A spacecraft with a fusion plasma weapon aboard could be used to burn away an object and break down its makeup. The plasma would be hot enough to cut through rock and ice, breaking up a large ACM and vaporize its resulting debris.

Kinetic Rail-Gun

Similar to a kinetic impact spacecraft, an orbiting satellite could be armed with rail-gun fired, heavy weight rods which could be aimed and fired at high velocity into a smaller ACM and destroy it or knock it off course and away from an impact with Earth. A kinetic rail-gun weapon would be used to shoot down or divert ACMs with the equivalent strength of the 1908 Tunguska impact or the 2012 Chelyabinsk meteorite impact, which if not broken up or diverted, could impact a major city and decimate it.

PDS Style Orbital Defenses

A Planetary Defense System style satellite constellation which would orbit the Earth at 450,000 miles, could be utilized for targeting and destroying small ACMs on impact courses with Earth or space stations, satellites or spacecraft. The PDS style satellites could similarly fire plasma toroids of large size at smaller space objects and destroy or break them up. The plasma would in addition, be hot enough to vaporize small debris.

Manned Landing & Demolition

A last resort proposal for diverting or destroying an ACM of large size, those in excess of a mile in diameter, would be to send human astronauts and assist drones to plant explosive devices and weapons into the ACM object and demolish it. The use of boring drills and plasma bore lasers to make holes for placement of fusion or nuclear weapons to break up an asteroid into smaller chunks is possible. The remaining smaller chunks could be re-directed or destroyed more easily individually than to re-direct an ACM over a mile wide.

L.A.I. Automated Drones In Space

Similar to drones used current by the Union of Everett for military, law enforcement, emergency rescue and construction assistance today, space drones, designed to intercept and re-direct small ACM threats could be developed.
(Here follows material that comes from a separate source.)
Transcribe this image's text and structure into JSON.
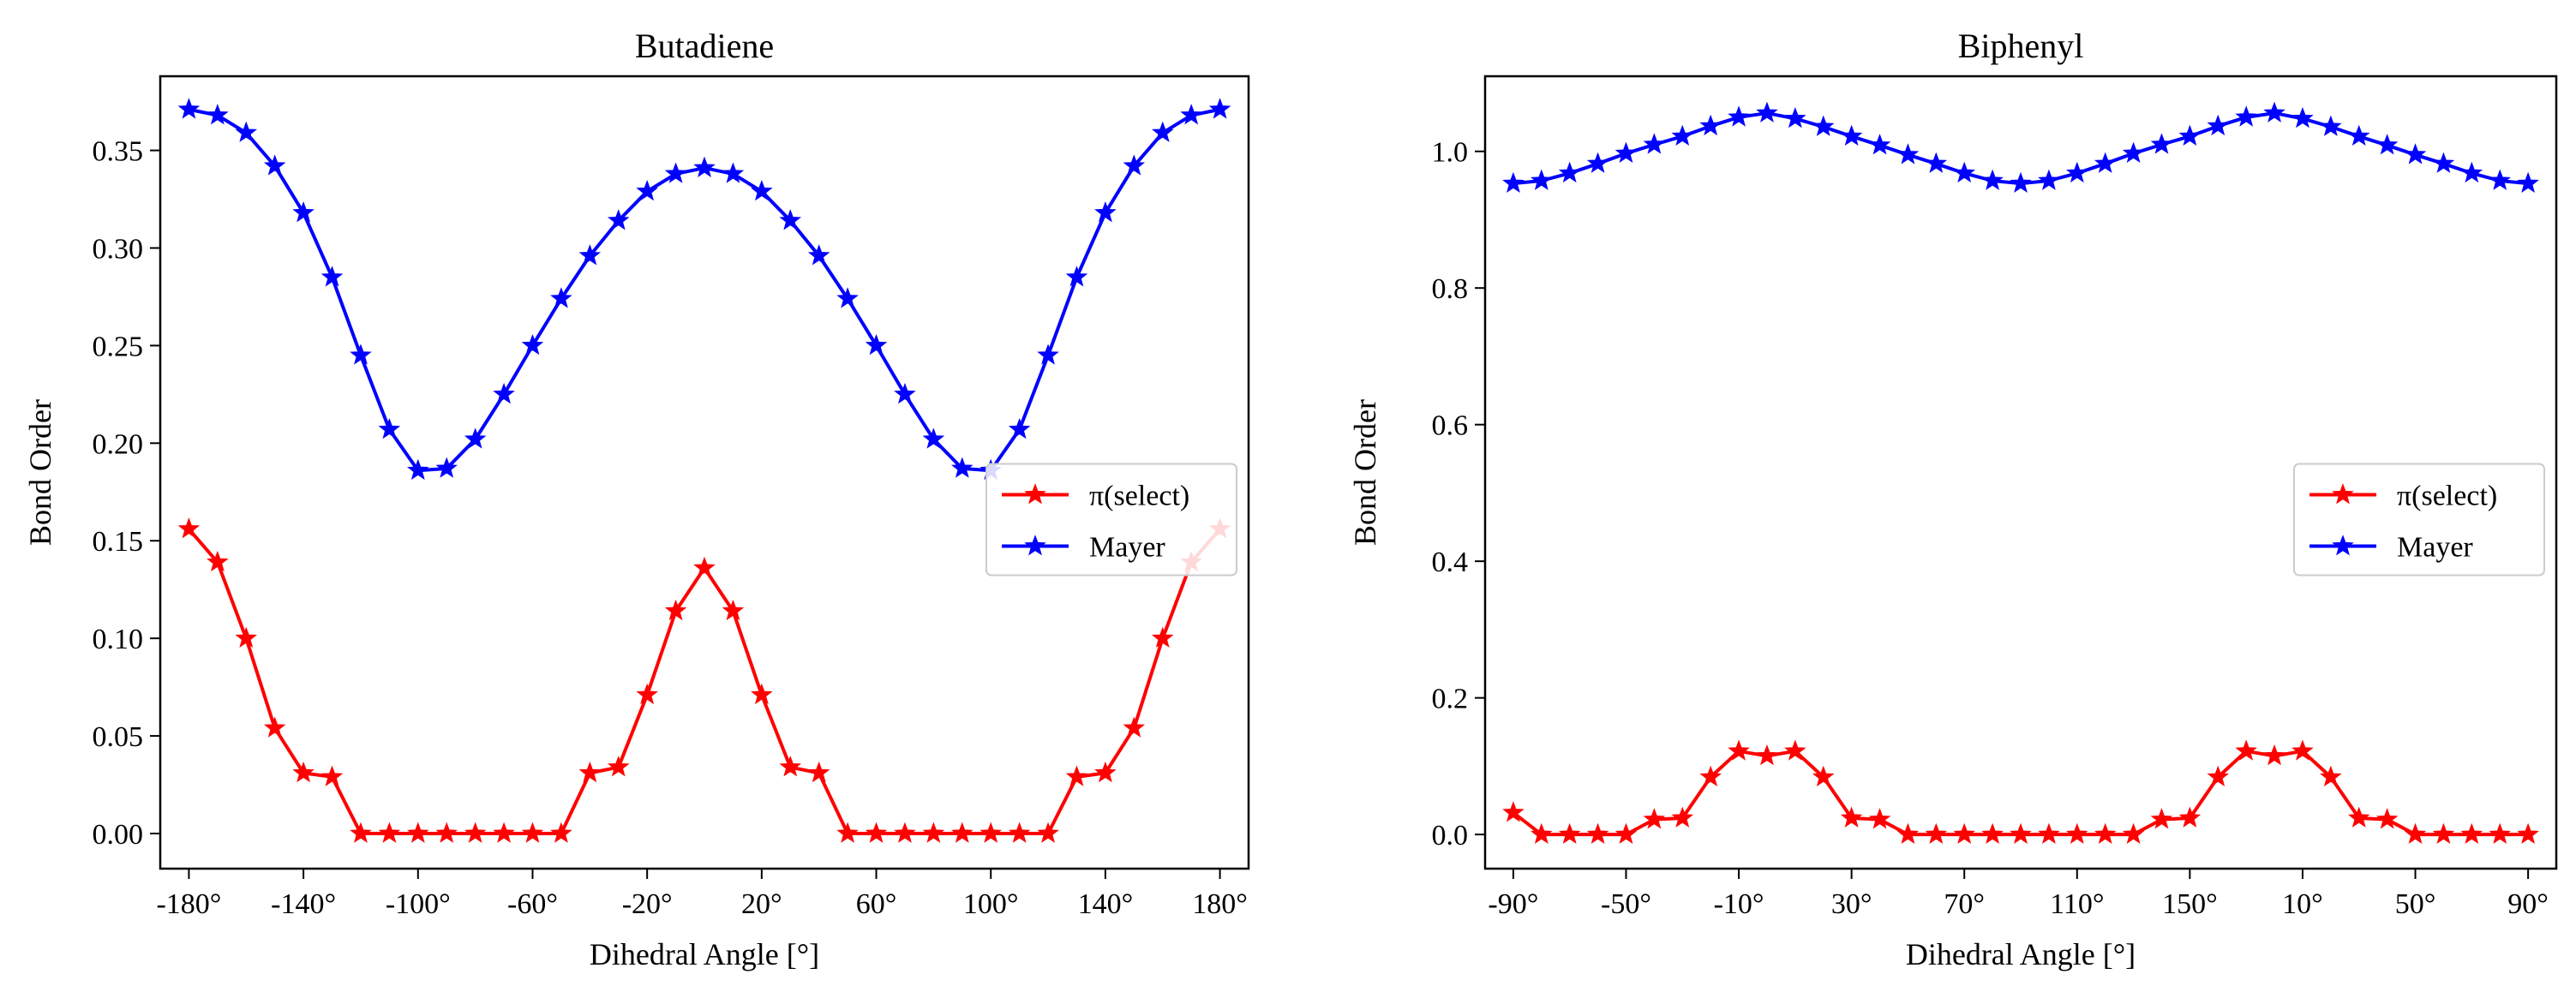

Such drones could join as assistance aboard the International Space Station to divert meteors that could impact the station, as well as drones that could be deployed by LSTR satellites or by other proposed armed defenses.

List of EarthGrid Interceptions

The following is a listing of EarthGrid interception of asteroids, comets and meteors. Threat numbers are based on the Torino Scale near-Earth object rating system.

EarthGrid Interception Chart
Object Threat Closest Approach Size Distance Fate Notes
2010 RX30 0 Sept 8, 2010 36 Ft 154,000 Mi Destroyed Destroyed via kinetic impact rocket fired from Shuttle Atlantis.
2010 RF12 0 Sept 2010 21 Ft 49,000 Mi Destroyed Destroyed via PDS plasma blast.
C/2010 X1 0 April-May 2011 2.5 Mi 21,730,000 Redirected Path Redirection caused Comet Elenin to break up and disintegrate prior to set course to impact Sun.
2012 XE54 0 December 11, 2012 120 Ft 140,000 Mi Destroyed Destroyed via kinetic impact rocket fired from Shuttle Solaris.
367943 Duende 1 February 15, 2013 92 Ft 17,200 Mi Destroyed 1 in 3,030 of chance impacting Earth sometime between 2026 and 2069. Destroyed via PDS plasma blast.
2013 ET 0 March 9, 2013 330 Ft 606,000 Mi Destroyed Object was destroyed via harpoon rocket detonator test.
1998 QE2 0 May 31, 2013 1.7 Mi 3,600,000 Mi Research Interceptor
C/2012 S1 0 Dec 26, 2013 2600 Ft 40,000,000 Mi Research Interceptor Comet ISON was mostly destroyed by the Sun prior to passing Earth.
2000 EM26 0 Feb 18 2014 890 Ft 1,700,000 Mi Redirected Path Redirection will cause object to collide with Sun.
2007 VK184 1 May 23, 2014 430 Ft 3,000,000 Mi To Be Destroyed 1 in 1820 chance (0.055%) of impacting Earth on June 3, 2048.
C/2013 A1 6 October 2014 1-31 Mi 9,100 Mi Proposed Deflection Object threatens Mars. Catastrophic destruction to NASA Mars operations. Possible evac.